[projects] Add named commands to sessions (#5525)

2025-03-06 10:31:39 -05:00 · 2019-08-26 14:16:17 -07:00 · 2019-08-26 14:16:17 -07:00 · f1dcce5a47
commit f1dcce5a47
parent 97ccd75952
10 changed files with 159 additions and 69 deletions
--- a/doc/source/projects.rst
+++ b/doc/source/projects.rst
@ -18,7 +18,7 @@ Quick start (CLI)

    # Create a new session from the given project.
    # Launch a cluster and run the appropriate command.
-    $ ray session start
+    $ ray session start <command> [arguments]

    # Open a console for the given session.
    $ ray session attach
@ -63,8 +63,19 @@ Here is an example for a minimal project format:
    # and the environment is set up.
    # A command can also specify a cluster that overwrites the default cluster.
    commands:
+      - name: default
+        command: python default.py
+        help: "The command that will be executed if no command name is specified"
      - name: test
-        command: python test.py
+        command: python test.py --param1={{param1}} --param2={{param2}}
+        help: "A test command"
+        params:
+          - name: "param1"
+            help: "The first parameter"
+            # The following line indicates possible values this parameter can take.
+            choices: ["1", "2"]
+          - name: "param2"
+            help: "The second parameter"
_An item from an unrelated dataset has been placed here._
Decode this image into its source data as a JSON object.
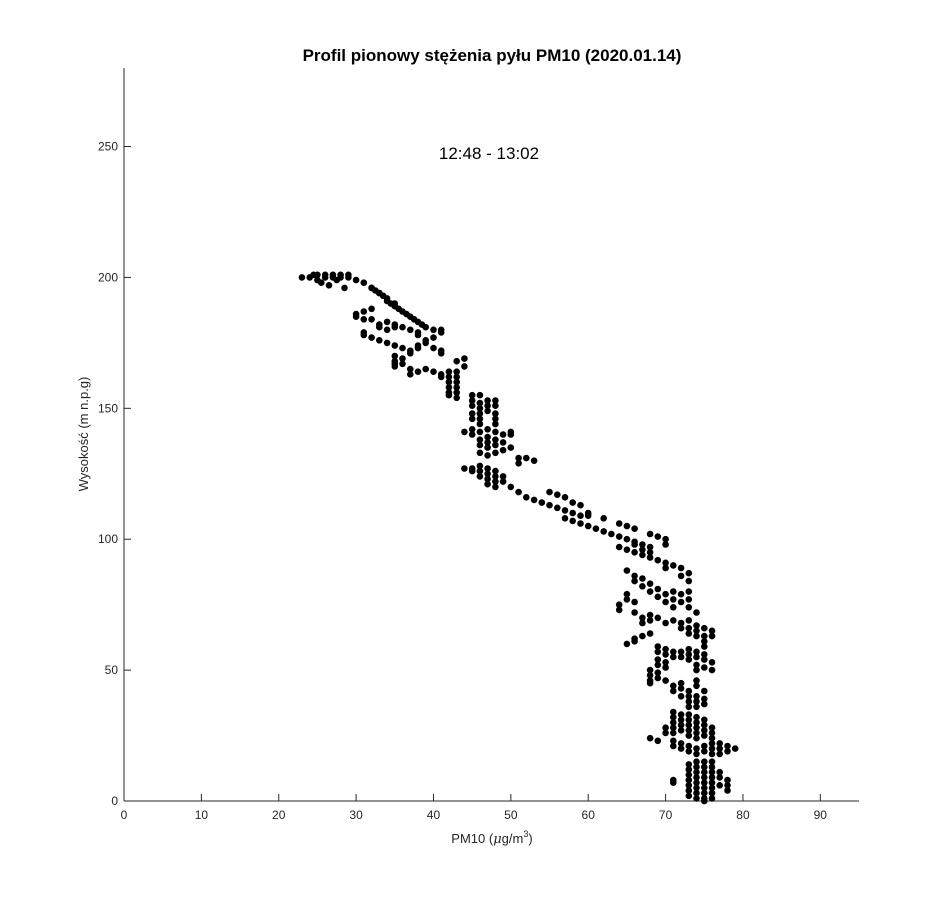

 Project files have to adhere to the following schema:

--- a/python/ray/projects/examples/pytorch-transformers/.rayproject/project.yaml
+++ b/python/ray/projects/examples/pytorch-transformers/.rayproject/project.yaml
@ -10,21 +10,25 @@ environment:
  requirements: requirements.txt

 commands:
-  - name: train_sst_2
+  - name: train
    command: |
-      wget https://raw.githubusercontent.com/nyu-mll/GLUE-baselines/master/download_glue_data.py && \
-      python download_glue_data.py -d /tmp -t SST && \
+      wget https://raw.githubusercontent.com/ray-project/project-data/master/download_glue_data.py && \
+      python download_glue_data.py -d /tmp -t {{dataset}} && \
      python ./examples/run_glue.py \
      --model_type bert \
      --model_name_or_path bert-base-uncased \
-      --task_name SST-2 \
+      --task_name {{dataset}} \
      --do_train \
      --do_eval \
      --do_lower_case \
-      --data_dir /tmp/SST-2 \
+      --data_dir /tmp/{{dataset}} \
      --max_seq_length 128 \
      --per_gpu_eval_batch_size=8   \
      --per_gpu_train_batch_size=8   \
      --learning_rate 2e-5 \
      --num_train_epochs 3.0 \
      --output_dir /tmp/output/
+    params:
+      - name: "dataset"
+        help: "The GLUE dataset to fine-tune on"
+        choices: ["CoLA", "SST-2", "MRPC", "STS-B", "QQP", "MNLI", "QNLI", "RTE", "WNLI"]
--- a/python/ray/projects/schema.json
+++ b/python/ray/projects/schema.json
@ -55,6 +55,27 @@
          "command": {
            "description": "Shell command to run on the cluster",
            "type": "string"
+          },
+          "params" : {
+            "type": "array",
+            "items": {
+              "description": "Possible parameters in the command",
+              "type": "object",
+              "properties": {
+                "name": {
+                  "description": "Name of the parameter",
+                  "type": "string"
+                },
+                "help": {
+                  "description": "Help string for the parameter",
+                  "type": "string"
+                },
+                "choices": {
+                  "description": "Possible values the parameter can take",
+                  "type": "array"
+                }
+              }
+            }
          }
        }
      }
--- a/python/ray/projects/scripts.py
+++ b/python/ray/projects/scripts.py
@ -2,6 +2,7 @@ from __future__ import absolute_import
 from __future__ import division
 from __future__ import print_function

+import argparse
 import logging
 import os
 import sys
@ -153,10 +154,20 @@ def stop():
        override_cluster_name=None)


-@session_cli.command(help="Start a session based on current project config")
-def start():
+@session_cli.command(
+    context_settings=dict(ignore_unknown_options=True, ),
+    help="Start a session based on current project config")
+@click.argument("command", required=False)
+@click.argument("args", nargs=-1, type=click.UNPROCESSED)
+def start(command, args):
    project_definition = load_project_or_throw()

+    if command:
+        command_to_run = _get_command_to_run(command, project_definition, args)
+    else:
+        command_to_run = _get_command_to_run("default", project_definition,
+                                             args)
+
    # Check for features we don't support right now
    project_environment = project_definition["environment"]
    need_docker = ("dockerfile" in project_environment
@ -202,9 +213,9 @@ def start():
    _setup_environment(
        cluster_yaml, project_definition["environment"], cwd=working_directory)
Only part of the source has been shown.